Después de un hermoso día de playa,
finalmente ellos volvían al hotel. Ellos, eran don Saúl y su esposa Rut, y sus
dos hijos Sara y Manuel. Aquel fue un día tan inolvidable, como todos los días
que ellos pasaban en la costa. Ellos cuatro eran tan felices, tan plenos de
estar ahí. Todo era tan mágico que ellos deseaban que esos momentos no
terminasen jamás. Tanto Saúl como Rut disfrutaban de esos hermosos momentos de
felicidad, en que jugaban con sus niños en la playa, correteaban, reían, y era
todo tan especial. Ellos pensaban dentro de sí, que si todo aquello se volviera
eterno, y sus niños fueran siempre niños; y ellos, siempre jóvenes, y que no
tuvieran que envejecer. Pensaban en lo bello y hermoso que sería poder atrapar
el tiempo y detenerlo en aquellos momentos tan únicos y maravillosos en que
Sara y Manuel jugaban en la playa, correteaban en el agua, y sus padres les
gritaban desde lejos: “Niños, ¡No se alejen de la orilla!” Poder congelar en el
tiempo y para siempre sus caritas felices e inocentes. Sin embargo, Saúl y Rut
sabían que eso no sería posible, que algún día sus niños crecerían y serían
adultos que formarían sus propias familias; y que manejarían el negocio
familiar. Que ellos mismos envejecerían y ya no tendrían las mismas fuerzas.

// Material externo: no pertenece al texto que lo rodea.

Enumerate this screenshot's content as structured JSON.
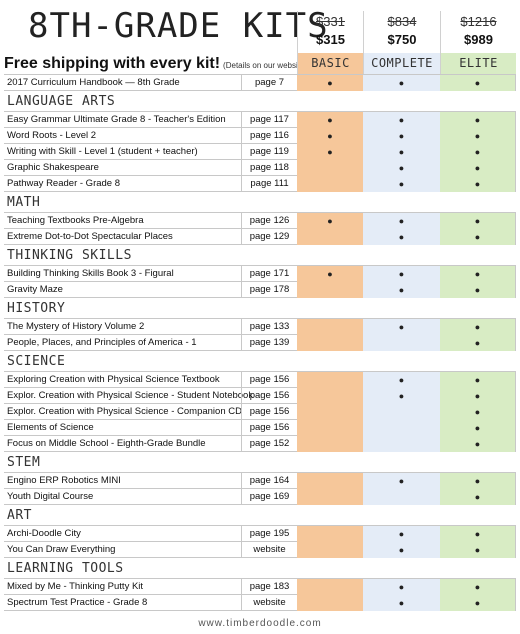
{
  "header": {
    "title": "8TH-GRADE KITS",
    "shipping": "Free shipping with every kit!",
    "shipping_note": "(Details on our website.)"
  },
  "kits": [
    {
      "key": "basic",
      "name": "BASIC",
      "old_price": "$331",
      "price": "$315"
    },
    {
      "key": "complete",
      "name": "COMPLETE",
      "old_price": "$834",
      "price": "$750"
    },
    {
      "key": "elite",
      "name": "ELITE",
      "old_price": "$1216",
      "price": "$989"
    }
  ],
  "colors": {
    "basic": "#f6c79a",
    "complete": "#e4ecf7",
    "elite": "#d8ecc4"
  },
  "bullet": "●",
  "rows": [
    {
      "type": "item",
      "name": "2017 Curriculum Handbook — 8th Grade",
      "page": "page 7",
      "b": true,
      "c": true,
      "e": true
    },
    {
      "type": "section",
      "name": "LANGUAGE ARTS"
    },
    {
      "type": "item",
      "name": "Easy Grammar Ultimate Grade 8 - Teacher's Edition",
      "page": "page 117",
      "b": true,
      "c": true,
      "e": true
    },
    {
      "type": "item",
      "name": "Word Roots - Level 2",
      "page": "page 116",
      "b": true,
      "c": true,
      "e": true
    },
    {
      "type": "item",
      "name": "Writing with Skill - Level 1  (student + teacher)",
      "page": "page 119",
      "b": true,
      "c": true,
      "e": true
    },
    {
      "type": "item",
      "name": "Graphic Shakespeare",
      "page": "page 118",
      "b": false,
      "c": true,
      "e": true
    },
    {
      "type": "item",
      "name": "Pathway Reader - Grade 8",
      "page": "page 111",
      "b": false,
      "c": true,
      "e": true
    },
    {
      "type": "section",
      "name": "MATH"
    },
    {
      "type": "item",
      "name": "Teaching Textbooks Pre-Algebra",
      "page": "page 126",
      "b": true,
      "c": true,
      "e": true
    },
    {
      "type": "item",
      "name": "Extreme Dot-to-Dot Spectacular Places",
      "page": "page 129",
      "b": false,
      "c": true,
      "e": true
    },
    {
      "type": "section",
      "name": "THINKING SKILLS"
    },
    {
      "type": "item",
      "name": "Building Thinking Skills Book 3 - Figural",
      "page": "page 171",
      "b": true,
      "c": true,
      "e": true
    },
    {
      "type": "item",
      "name": "Gravity Maze",
      "page": "page 178",
      "b": false,
      "c": true,
      "e": true
    },
    {
      "type": "section",
      "name": "HISTORY"
    },
    {
      "type": "item",
      "name": "The Mystery of History  Volume 2",
      "page": "page 133",
      "b": false,
      "c": true,
      "e": true
    },
    {
      "type": "item",
      "name": "People, Places, and Principles of America - 1",
      "page": "page 139",
      "b": false,
      "c": false,
      "e": true
    },
    {
      "type": "section",
      "name": "SCIENCE"
    },
    {
      "type": "item",
      "name": "Exploring Creation with Physical Science  Textbook",
      "page": "page 156",
      "b": false,
      "c": true,
      "e": true
    },
    {
      "type": "item",
      "name": "Explor. Creation with Physical Science - Student Notebook",
      "page": "page 156",
      "b": false,
      "c": true,
      "e": true
    },
    {
      "type": "item",
      "name": "Explor. Creation with Physical Science - Companion CD",
      "page": "page 156",
      "b": false,
      "c": false,
      "e": true
    },
    {
      "type": "item",
      "name": "Elements of Science",
      "page": "page 156",
      "b": false,
      "c": false,
      "e": true
    },
    {
      "type": "item",
      "name": "Focus on Middle School - Eighth-Grade Bundle",
      "page": "page 152",
      "b": false,
      "c": false,
      "e": true
    },
    {
      "type": "section",
      "name": "STEM"
    },
    {
      "type": "item",
      "name": "Engino ERP Robotics MINI",
      "page": "page 164",
      "b": false,
      "c": true,
      "e": true
    },
    {
      "type": "item",
      "name": "Youth Digital Course",
      "page": "page 169",
      "b": false,
      "c": false,
      "e": true
    },
    {
      "type": "section",
      "name": "ART"
    },
    {
      "type": "item",
      "name": "Archi-Doodle City",
      "page": "page 195",
      "b": false,
      "c": true,
      "e": true
    },
    {
      "type": "item",
      "name": "You Can Draw Everything",
      "page": "website",
      "b": false,
      "c": true,
      "e": true
    },
    {
      "type": "section",
      "name": "LEARNING TOOLS"
    },
    {
      "type": "item",
      "name": "Mixed by Me - Thinking Putty Kit",
      "page": "page 183",
      "b": false,
      "c": true,
      "e": true
    },
    {
      "type": "item",
      "name": "Spectrum Test Practice - Grade 8",
      "page": "website",
      "b": false,
      "c": true,
      "e": true
    }
  ],
  "footer": "www.timberdoodle.com"
}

Que seguramente sus dos hijos les darían varios nietos, los cuales ellos
esperaban poder disfrutar. En todo esto pensaban en aquella tarde de verano al
volver de la playa, y estando sentados en aquel cómodo sillón. En ese momento
tuvieron de pronto, la extraña sensación que finalmente el tiempo se les había
escapado de las manos. Aún así, ellos no se daban cuenta de nada. Porque tanto
Saúl como su esposa Rut, no sabían que ellos finalmente no pudieron atrapar al
tiempo, sino que el tiempo los había atrapado a ellos; el tiempo impiadoso
había pasado puntual y sin atrasarse, y ahora, no solo ni Sara ni Manuel
eran niños, sino que ellos tampoco ya eran jóvenes. Ya todo había pasado.
Porque ninguno de ellos estaban en la playa ni tampoco en un hotel, sino en
otro lugar diferente.
En ese momento entraron dos mujeres
a la habitación, pero la pareja de ancianos ni se inmutó. Una de las mujeres
tenía uniforme, la otra no.
_ No me podía ir sin antes ver cómo
están. -Dijo con tono triste esta última mirando a la enfermera- Mi hermano hoy
no pudo venir. Él sufre mucho de verlos así. -Agregó la mujer luego.
_ Siempre están así señora Sara. No
se dan cuenta de nada. -Le respondió la mujer de uniforme con resignación; y
luego le dijo:
_ Acá todos sabemos lo que usted y
Manuel se preocupan por ellos. Sabemos que ustedes hacen todo lo humanamente
posible, y más.
_ Sí. Lo sé. -Replicó Sara y
continuó diciendo con el mismo tono triste:
_ ¡Pero vaya ironía de la vida! Manu
y yo manejamos este geriátrico que ellos fundaron con todo lo mejor; y ahora
ellos tienen que estar acá. Igual ellos no sufren, porque piensan que están en
un hotel, y en la playa… como si el tiempo se hubiera detenido para ellos dos.